Köken Ergun is an artist/filmmaker with a background in performing arts. After working with American theater director Robert Wilson, Ergun became involved with video art and film. His films often deal with communities that are not known to a greater public and the importance of ritual in such groups. Ergun usually spends a long time with his subjects before starting to shoot and engages in a long research period for his projects. He also collaborates with ethnographers, historians and sociologists as extensions to his artistic practice. Since 2020, following the Covid pandemic, Ergun has changed his practice by pausing to make films by himself and getting more involved in collaborations with other artists to make installations, fiction and animation films.
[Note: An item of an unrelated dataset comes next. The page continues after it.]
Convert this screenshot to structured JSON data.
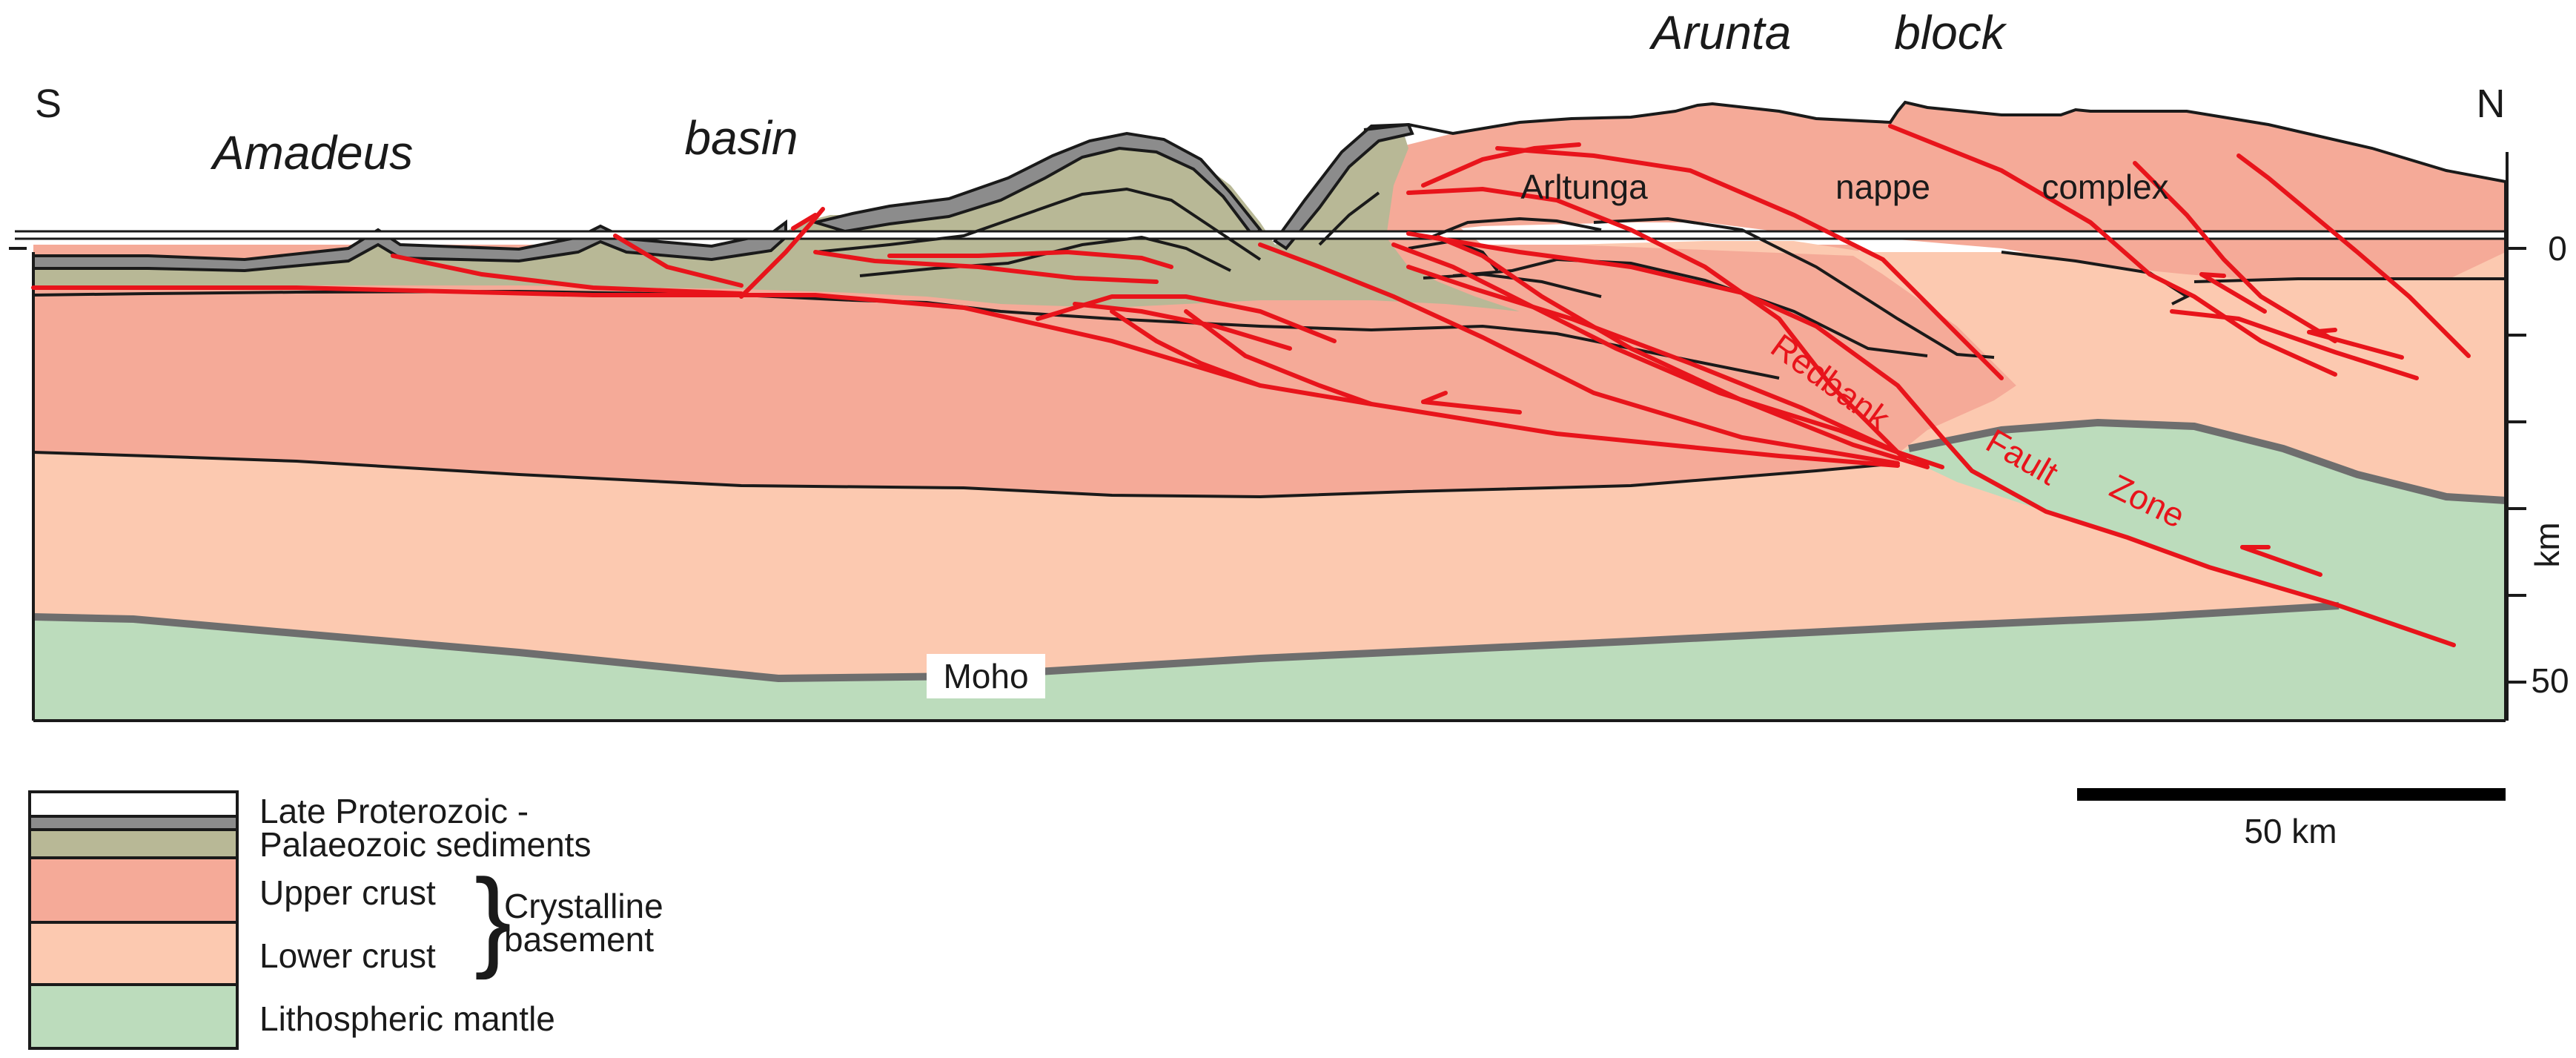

His works have been exhibited internationally at institutions including Documenta 14, Paris Triennale, Jakarta Biennial (2015 and 2021), Kathmandu Triennale, Martin Gropius Bau, SALT, Garage Moscow, Para-Site Hong Kong, Artspace Sydney, Stedelijk Museum Bureau Amsterdam, KIASMA, Digital Art Lab Tel Aviv, Casino Luxembourg and Kunsthalle Winterthur. His films received several awards at film festivals including the Tiger Award for Best Short Film at the 2007 Rotterdam Film Festival and the Special Mention Prize at the 2013 Berlinale. Ergun’s works are included in public collections of the Centre George Pompidou, Greek National Museum of Contemporary Art, Stadtmuseum Berlin, Australian War Memorial and Kadist Foundation.

Having studied acting at Istanbul University, Ergun completed his postgraduate studies at King's College London (classics) and Bilgi University (art history). He holds a PhD degree from Freie Universität Berlin (performing arts and anthropology).

Ergun is the co-founder of After the Archive?, an Istanbul based initiative that questions the role and function of archives in public memory and KIRIK; a space for people and subjects in the cracks.